I can feel the pride flowing off of Leanne at this point. Ah, there it is.

She's racist against Supe's. I'm a fucking hybrid. This isn't personal. Well I'll realize that months from now. But Donnie has a way of… trying to fit in with people. It's not even always how he feels. But if he meets someone and they have the right conviction or a hobby, he'll follow. Why do you think we became poly? Never a thought of his own. But that doesn't change how trying to impress his new girlfriend; will eventually cost me everything I love.

Later on that afternoon; they went out for a while. To 'let me think about everything'. I ended up using the time to call my bestfriend over to help me move all of my personal belongings into the spare room that had the best flow for the air conditioning. I then took the last little bit of money that was in our savings that I had put in there and bought myself things that I would need for the foreseeable future. Dog food, new bedding, toiletries, two cartons of cigarettes, and paid a month ahead on my cellphone bill. My mom had gone through enough breakups that ended poorly for me to know how to go into survival mode.

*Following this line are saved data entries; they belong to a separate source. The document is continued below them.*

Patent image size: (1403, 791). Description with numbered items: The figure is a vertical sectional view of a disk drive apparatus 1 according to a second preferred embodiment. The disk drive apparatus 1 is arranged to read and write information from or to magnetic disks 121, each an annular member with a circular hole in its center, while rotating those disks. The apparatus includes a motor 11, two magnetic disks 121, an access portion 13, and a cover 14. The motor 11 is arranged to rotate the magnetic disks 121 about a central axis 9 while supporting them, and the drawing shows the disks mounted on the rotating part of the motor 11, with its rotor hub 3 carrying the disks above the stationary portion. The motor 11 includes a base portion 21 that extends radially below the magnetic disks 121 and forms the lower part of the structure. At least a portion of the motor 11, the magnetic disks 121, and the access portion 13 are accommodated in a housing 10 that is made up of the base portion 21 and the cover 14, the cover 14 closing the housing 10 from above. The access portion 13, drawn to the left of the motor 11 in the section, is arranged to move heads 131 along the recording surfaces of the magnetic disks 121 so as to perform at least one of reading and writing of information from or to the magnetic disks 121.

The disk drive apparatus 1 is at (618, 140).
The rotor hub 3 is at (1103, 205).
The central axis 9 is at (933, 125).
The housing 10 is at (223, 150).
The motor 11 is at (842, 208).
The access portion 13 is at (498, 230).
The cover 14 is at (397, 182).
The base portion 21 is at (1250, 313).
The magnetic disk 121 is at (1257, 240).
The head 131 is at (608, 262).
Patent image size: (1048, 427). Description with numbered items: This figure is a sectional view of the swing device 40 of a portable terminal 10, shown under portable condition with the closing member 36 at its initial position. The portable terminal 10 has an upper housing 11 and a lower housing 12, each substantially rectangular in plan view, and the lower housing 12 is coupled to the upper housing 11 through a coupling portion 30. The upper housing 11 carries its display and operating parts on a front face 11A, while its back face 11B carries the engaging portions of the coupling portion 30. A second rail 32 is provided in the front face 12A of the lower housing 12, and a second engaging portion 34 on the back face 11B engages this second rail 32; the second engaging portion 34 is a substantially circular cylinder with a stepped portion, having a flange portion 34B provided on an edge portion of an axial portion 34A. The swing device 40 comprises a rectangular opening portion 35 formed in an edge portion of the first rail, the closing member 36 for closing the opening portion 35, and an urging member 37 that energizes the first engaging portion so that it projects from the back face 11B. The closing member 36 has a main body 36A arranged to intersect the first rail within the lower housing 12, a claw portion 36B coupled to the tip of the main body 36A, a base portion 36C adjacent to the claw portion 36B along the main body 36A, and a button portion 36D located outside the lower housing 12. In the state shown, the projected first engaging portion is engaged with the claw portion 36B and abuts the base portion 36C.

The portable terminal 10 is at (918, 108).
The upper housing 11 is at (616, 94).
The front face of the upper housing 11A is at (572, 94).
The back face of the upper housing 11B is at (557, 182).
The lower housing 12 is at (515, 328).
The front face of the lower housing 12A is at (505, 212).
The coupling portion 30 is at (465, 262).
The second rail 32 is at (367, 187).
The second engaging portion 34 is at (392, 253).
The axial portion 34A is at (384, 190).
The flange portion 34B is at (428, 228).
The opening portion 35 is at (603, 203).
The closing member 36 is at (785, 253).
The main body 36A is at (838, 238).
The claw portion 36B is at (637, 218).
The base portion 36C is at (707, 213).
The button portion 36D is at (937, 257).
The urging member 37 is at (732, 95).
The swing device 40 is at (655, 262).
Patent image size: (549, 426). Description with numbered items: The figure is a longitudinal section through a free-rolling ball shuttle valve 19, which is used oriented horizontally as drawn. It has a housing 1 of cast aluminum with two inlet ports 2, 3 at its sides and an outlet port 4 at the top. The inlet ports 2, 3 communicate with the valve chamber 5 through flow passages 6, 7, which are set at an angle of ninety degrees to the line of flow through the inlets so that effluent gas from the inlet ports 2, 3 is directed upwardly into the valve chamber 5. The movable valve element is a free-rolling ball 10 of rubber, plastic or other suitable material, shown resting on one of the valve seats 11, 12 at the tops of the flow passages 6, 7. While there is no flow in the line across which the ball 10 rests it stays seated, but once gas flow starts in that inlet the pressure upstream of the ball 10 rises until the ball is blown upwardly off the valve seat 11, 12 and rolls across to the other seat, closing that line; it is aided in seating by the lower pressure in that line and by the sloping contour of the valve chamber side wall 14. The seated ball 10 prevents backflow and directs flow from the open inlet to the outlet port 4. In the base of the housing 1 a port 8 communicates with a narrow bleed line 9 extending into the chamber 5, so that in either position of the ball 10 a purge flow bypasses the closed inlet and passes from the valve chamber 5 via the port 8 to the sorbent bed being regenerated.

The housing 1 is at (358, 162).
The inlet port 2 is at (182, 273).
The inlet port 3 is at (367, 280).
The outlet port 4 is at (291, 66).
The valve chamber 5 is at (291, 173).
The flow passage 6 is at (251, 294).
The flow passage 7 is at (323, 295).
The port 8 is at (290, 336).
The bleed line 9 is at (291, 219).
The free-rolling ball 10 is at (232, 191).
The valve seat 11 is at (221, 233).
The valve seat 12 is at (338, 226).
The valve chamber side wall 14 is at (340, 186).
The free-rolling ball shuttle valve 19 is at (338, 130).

The next couple of days went quietly; I stayed in my new room. My dogs sleeping with me every night. Donnie and Leanne leaving me alone to try and figure things out on my own. I know she wouldn't willingly come to me and try and befriend me. My suspicions of her malice intended racism evermore validated.

Thankfully I called Alcide and I would be starting with him within the week. He had no issue with my genetics. Nor was it even a fucking question.

Again. Reinforcing the racism. Great. It was a small position. Answer phones and track wood shipments for him. Simple. $11/hr to start. Better. 25 hours a week. Lame. But it was a start that I needed.

This is where the twists start.

Where the Steve Newland agenda leaks into what was my fucking home.